Due to the economic turmoil caused by the COVID-19 pandemic, the federal government has begun the process of sending out checks to individuals and families in order to assist them during this time. Unfortunately, this relief leaves out one of the poorest demographics in the country: college students.
The checks supposedly will provide $1,200 to most individuals who make less than $75,000 and $2,400 to couples making less than $150,000, plus an additional $500 per child they have under the age of 17.
The caveat here is that if an individual over the age of 17 filed as a dependent on their parents’ tax return, they will not be receiving these checks nor will their families be receiving additional assistance on their behalf.
The majority of college students are considered dependents. But just because they receive some help from their parents, it does not mean they do not have responsibilities of their own they need to take care of.
College students have succumbed to unemployment in both part-time and full-time jobs just as millions of others have. This includes on-campus jobs, federal work study, and jobs close to campus that students may not be able to keep because they had to move home.

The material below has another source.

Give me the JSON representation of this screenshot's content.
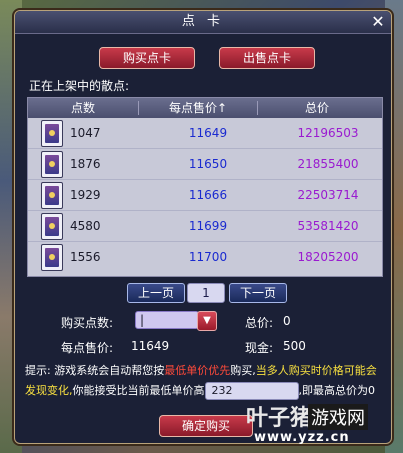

Just because college students are still semi-supported by their parents does not mean they do not have their own expenses. College students—in order to even receive that title—have to, more often than not, take out thousands of dollars in loans to pay for their higher education. They may also not live freely at home; some may still have to pay their own bills, whether it be for a credit card, phone, etc.
In excluding this group from getting any support, college students face the danger of major setbacks in their futures. Some college students may now be taking on an even larger financial burden and hence will inhibit their abilities to eventually be able to fully support themselves. Students who pay for their own college may not be able to afford another semester.
Not to mention that these exclusions also include the common age range of prospective students. According to a survey done by Simpson Scarbourogh, a consulting firm for higher education, nearly a fifth of students planning on attending college in the fall may not be able to enroll due to financial burdens that have fallen on their families because of the pandemic.
Dependents are nonetheless mouths to feed, and without any further support from the government, a bigger financial burden is also placed on the families of these students still trying their best to provide for them.
In the failure to provide financial support to this demographic, government officials are showing that they do not care for not only college students, but also young people in general trying to navigate an already treacherous world, trying to make something of their lives on their own.